Consistent Diffusion Language Models
Abstract
Diffusion language models (DLMs) promise sublinear-time generation via parallel decoding, yet realizing this efficiency remains elusive as high-quality sampling typically requires hundreds of refinement steps. In continuous domains, consistency-based training accelerates diffusion by enforcing invariance along a probability flow ODE. However, discrete diffusion admits no such ODE, rendering direct adaptation ill-defined. We bridge this gap with Multi-Path Discrete Consistency (MPDC), a new principle that replaces the non-existent unique trajectory with a distributional ensemble of exact posterior bridges connecting different noise levels.
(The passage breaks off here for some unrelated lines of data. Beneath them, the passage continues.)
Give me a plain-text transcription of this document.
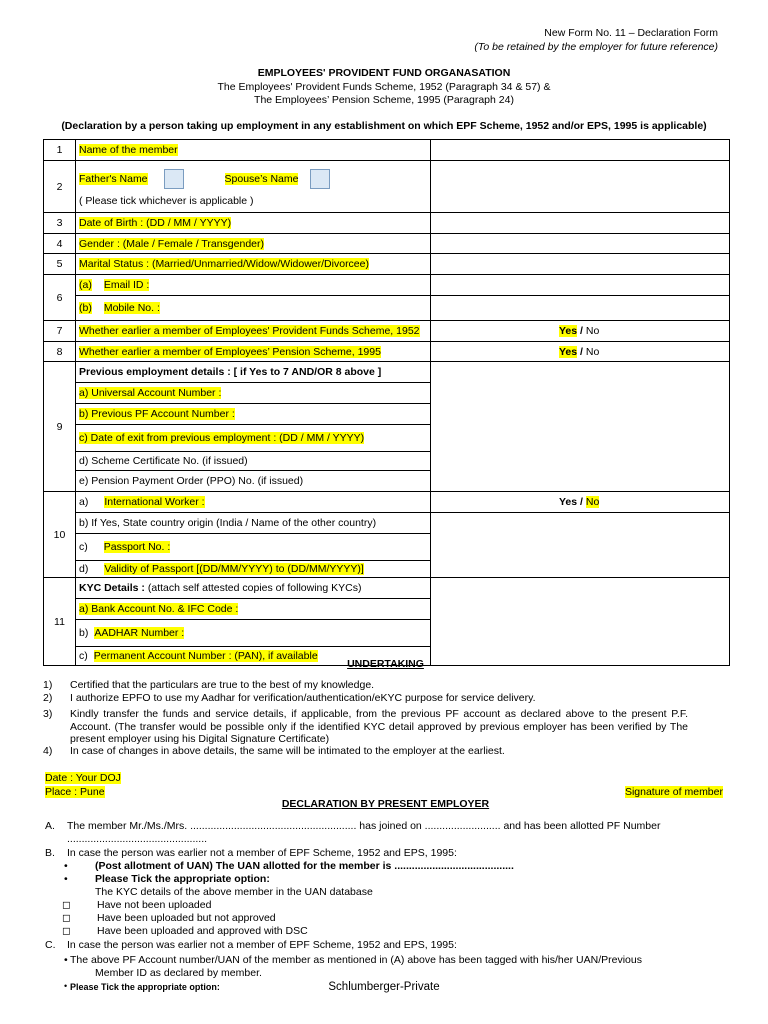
New Form No. 11 – Declaration Form
(To be retained by the employer for future reference)
EMPLOYEES' PROVIDENT FUND ORGANASATION
The Employees' Provident Funds Scheme, 1952 (Paragraph 34 & 57) &
The Employees’ Pension Scheme, 1995 (Paragraph 24)
(Declaration by a person taking up employment in any establishment on which EPF Scheme, 1952 and/or EPS, 1995 is applicable)
1	Name of the member	
2	Father's Name Spouse’s Name
( Please tick whichever is applicable )	

3	Date of Birth : (DD / MM / YYYY)	
4	Gender : (Male / Female / Transgender)	
5	Marital Status : (Married/Unmarried/Widow/Widower/Divorcee)	
6	(a) Email ID :	
	(b) Mobile No. :	
7	Whether earlier a member of Employees' Provident Funds Scheme, 1952	Yes / No
8	Whether earlier a member of Employees’ Pension Scheme, 1995	Yes / No
9	Previous employment details : [ if Yes to 7 AND/OR 8 above ]	
	a) Universal Account Number :	
	b) Previous PF Account Number :	
	c) Date of exit from previous employment : (DD / MM / YYYY)	
	d) Scheme Certificate No. (if issued)	
	e) Pension Payment Order (PPO) No. (if issued)	
10	a) International Worker :	Yes / No
	b) If Yes, State country origin (India / Name of the other country)	
	c) Passport No. :	
	d) Validity of Passport [(DD/MM/YYYY) to (DD/MM/YYYY)]	
11	KYC Details : (attach self attested copies of following KYCs)	
	a) Bank Account No. & IFC Code :	
	b) AADHAR Number :	
	c) Permanent Account Number : (PAN), if available	
UNDERTAKING
1)	Certified that the particulars are true to the best of my knowledge.
2)	I authorize EPFO to use my Aadhar for verification/authentication/eKYC purpose for service delivery.
3)	Kindly transfer the funds and service details, if applicable, from the previous PF account as declared above to the present P.F. Account. (The transfer would be possible only if the identified KYC detail approved by previous employer has been verified by The present employer using his Digital Signature Certificate)
4)	In case of changes in above details, the same will be intimated to the employer at the earliest.
Date : Your DOJ
Place : Pune	Signature of member
DECLARATION BY PRESENT EMPLOYER
A. The member Mr./Ms./Mrs. ......................................................... has joined on .......................... and has been allotted PF Number
................................................
B. In case the person was earlier not a member of EPF Scheme, 1952 and EPS, 1995:
•	(Post allotment of UAN) The UAN allotted for the member is .........................................
•	Please Tick the appropriate option:
The KYC details of the above member in the UAN database
◻	Have not been uploaded
◻	Have been uploaded but not approved
◻	Have been uploaded and approved with DSC
C. In case the person was earlier not a member of EPF Scheme, 1952 and EPS, 1995:
• The above PF Account number/UAN of the member as mentioned in (A) above has been tagged with his/her UAN/Previous
Member ID as declared by member.
• Please Tick the appropriate option:	Schlumberger-Private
Building on this idea, we introduce the Consistent Diffusion Language Model (CDLM), a general framework that learns path-independent denoisers by enforcing prediction consistency across these stochastic bridges. We show that CDLM unifies and generalizes discrete diffusion, consistency, and distillation objectives within a single view applicable to diverse corruption processes, including both masked and uniform diffusion. Empirically, CDLM establishes a new state of the art on conditional and unconditional text-generation benchmarks, consistently outperforming strong base DLMs and often even multi-stage distilled baselines, with particularly large gains in the few-step regime. Together, these results position CDLM as a principled and scalable paradigm for efficient, high-fidelity discrete generative modeling.